Some of the planned exhibits include improving the museum’s bird blind, where visitors can see the Glen’s birds up close, and items for kids to touch. The Glen also plans to bring back some of its animal ambassadors, like snakes and turtles, and new fish tanks for Ohio’s aquatic life.

“We steward a lot of watershed, and so really featuring some of the life that is supported in those habitats, it’d be really important as an educational space — and it’s cool-looking fish,” said Glen Helen Deputy Director Kat Christen.

The museum was built in a semester by Antioch College students in 1952 using reclaimed stone on the site, and has become the trailhead for Glen Helen’s educational programs ever since.

“All of the kids that went through the Outdoor Education Center over the last, close to 70 years have spent time at Trailside,” Boutis said.

When the pandemic hit in 2020, then-owner Antioch College closed all of the Glen’s trails and educational centers to the public. The Glen Helen Association purchased the 1,125-acre nature preserve in 2021, and has since reopened and refurbished much of its existing infrastructure, including making buildings and trails more disability-accessible. The association also demolished the derelict Antioch College Power Plant last year, something Boutis said was a “public safety hazard.”
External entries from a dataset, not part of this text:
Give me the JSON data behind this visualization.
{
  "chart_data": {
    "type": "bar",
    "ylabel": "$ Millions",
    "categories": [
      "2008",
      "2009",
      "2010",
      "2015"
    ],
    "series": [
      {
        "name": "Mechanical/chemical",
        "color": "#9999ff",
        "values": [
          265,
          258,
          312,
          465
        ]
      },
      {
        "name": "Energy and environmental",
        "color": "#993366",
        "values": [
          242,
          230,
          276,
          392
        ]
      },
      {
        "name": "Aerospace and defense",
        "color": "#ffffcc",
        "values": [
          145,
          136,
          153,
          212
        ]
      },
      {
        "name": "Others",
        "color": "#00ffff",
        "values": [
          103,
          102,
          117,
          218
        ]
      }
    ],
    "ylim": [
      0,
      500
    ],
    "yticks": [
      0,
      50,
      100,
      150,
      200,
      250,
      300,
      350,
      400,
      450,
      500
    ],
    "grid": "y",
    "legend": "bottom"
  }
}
“We looked at the most urgent things that we needed to do to get our core programs running, our residential, environmental learning programs. There were a bunch of things that we needed to do to get those buildings back up to code, rehire and train staff, that was a priority for us as well,” Boutis said.

Now, it’s Trailside Museum’s turn. Once renovations are complete, visitors can expect a “rustic, welcoming space that will include exhibits that focus their attention on the ecology, natural history, cultural history of our region, the story of Glen Helen, and the plants, animals, geology of this space,” Boutis said.